Questo processo di distruzione e ricostruzione va avanti da anni, ma non aveva mai toccato i luoghi cari a noi stranieri. Ricordo distintamente quando a inizio 2013 uscii da un ristorante e, girando per una via che non avevo mai fatto, vidi la scena agghiacciante di un intero quartiere di hutong completamente distrutto. Le carcasse di alcuni muri restavano stoicamente in piedi, alcune sparute finestre erano come occhi vuoti che rimiravano sconsolati la desolazione che li circondava. Case che forse erano sopravvissute al succedersi di dinastie imperiali, all’invasione giapponese, alla guerra civile, alla Rivoluzione culturale ed erano arrivate fino ai giorni nostri per perire sotto al peso della modernità, del progresso che vuole sostituire nuovi palazzi scintillanti, belli ma privi di anima, alla tradizione, forse povera ma viva, vera e autentica, degli hutong. Quelli, però, erano gli hutong dei cinesi, non il luogo di divertimento degli stranieri. Così noi laowai non abbiamo mai proferito parola a riguardo. Nessun messaggio indignato ha permeato l’etere e nessuna frase di sconforto è stata detta fra i tavolini di qualche bar.
Quello che più mi stupisce è la superficialità con cui i miei amici expat guardano a questo processo di demolizione e ricostruzione. Non vedono il fatto che quelle attività commerciali, quei bar, quei negozi, quei ristoranti hanno costruito opere in muratura senza chiedere i dovuti permessi alle autorità. Non vedono le azioni del governo locale come volte a rimettere in ordine e ripristinare quella che doveva essere la forma originaria e corretta di quei palazzi o hutong. Forse erano luoghi che avevano fatto propri, era il bar in cui bevevano una birra ghiacciata durante la torrida estate pechinese, il negozio in cui compravano il latte, il ristorante in cui erano soliti pranzare. La voce degli indignati si leva forte soprattutto per Sanlitun, non un hutong ma un gruppo di nuovi palazzi, luogo principe e fiore all’occhiello per la comunità expat. Ma ad essere sinceri la via era oggettivamente brutta, un’accozzaglia di costruzioni abusive che restringevano la strada, terrazze su cui mangiare a pochi centimetri dai pali da cui penzolavano fili della corrente a bassa tensione. Però era il caos e il folklore che abbiamo da sempre visto a Pechino e che ci rendeva così piacevole quella via.

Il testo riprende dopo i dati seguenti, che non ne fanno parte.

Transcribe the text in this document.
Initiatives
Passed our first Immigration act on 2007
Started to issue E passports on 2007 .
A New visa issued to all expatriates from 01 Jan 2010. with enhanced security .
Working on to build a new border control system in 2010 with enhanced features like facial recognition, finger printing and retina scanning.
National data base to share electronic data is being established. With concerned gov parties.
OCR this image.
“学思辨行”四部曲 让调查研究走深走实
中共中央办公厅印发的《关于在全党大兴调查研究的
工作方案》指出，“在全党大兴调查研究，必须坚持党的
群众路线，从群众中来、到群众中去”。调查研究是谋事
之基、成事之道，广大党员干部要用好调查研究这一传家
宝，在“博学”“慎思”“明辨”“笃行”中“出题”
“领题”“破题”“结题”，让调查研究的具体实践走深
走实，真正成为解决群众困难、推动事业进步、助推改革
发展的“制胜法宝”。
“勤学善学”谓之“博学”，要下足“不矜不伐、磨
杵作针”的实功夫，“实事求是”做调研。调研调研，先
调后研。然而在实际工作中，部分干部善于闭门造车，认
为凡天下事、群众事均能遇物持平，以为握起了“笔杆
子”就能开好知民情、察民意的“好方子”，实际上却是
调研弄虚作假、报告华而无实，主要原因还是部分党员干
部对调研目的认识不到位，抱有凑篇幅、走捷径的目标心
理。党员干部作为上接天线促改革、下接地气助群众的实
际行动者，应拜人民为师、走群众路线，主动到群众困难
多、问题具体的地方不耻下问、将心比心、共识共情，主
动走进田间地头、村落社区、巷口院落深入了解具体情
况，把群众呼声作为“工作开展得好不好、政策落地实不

Se, al ritorno in Italia, avessimo visto in una qualsiasi città una situazione analoga, l’avremmo immediatamente etichettata come “degradata”.
Lo sforzo del governo locale per sanare queste zone non viene visto come un atto di legalità, ma come una violazione della tradizione. Sarà forse che, in Italia, siamo abituati ai condoni che ci permettono di ammirare mostri architettonici per l’eternità, mentre in Cina si distrugge. Purtroppo si distrugge anche senza senso o con un senso che non appartiene alla nostra mentalità occidentale. Mi trovo molto più dispiaciuto per quel vecchio hutong distrutto per lasciar spazio ad un anonimo palazzo che non per l’azione di rinnovamento di queste zone precedentemente lasciate allo sbando dell’abusivismo edilizio. Del resto, ora a Sanlitun, al posto dei bar, sono sorti piccoli giardini recintati pieni di fiori profumati. Per me, ognuno di quei fiori è un motivo in più per passare da lì.
DISTRUGGERE PER COSTRUIRE E SANARE LUOGHI INDECENTI E MALSANI E’ UNA REGOLA OBBLIGATORIA, ANCHE SE A VOLTE SCOMPARE UN PEZZO DI NOI ..MA PER LE GENERAZIONI FUTURE SARA’ UN NUOVO AVVENIRE FATTO DI NUOVI SOGNI …NON E’ MOLTO PIACEVOLE VIVERE A NAPOLI NEI QUARTIERI COSI AMMASSATI E DEGRADATI..COSI’ E’ PER LA CINA
Gli Hutong sono un patrimonio e come qualsiasi cosa, se ben tenuta e risanata, può trasformarsi in una splendida risorsa . Se dovessi ritornare in Cina andrei subito a cercarli perchè li ho trovati splendidi ed affascinanti. Spero che ne rimangano!!!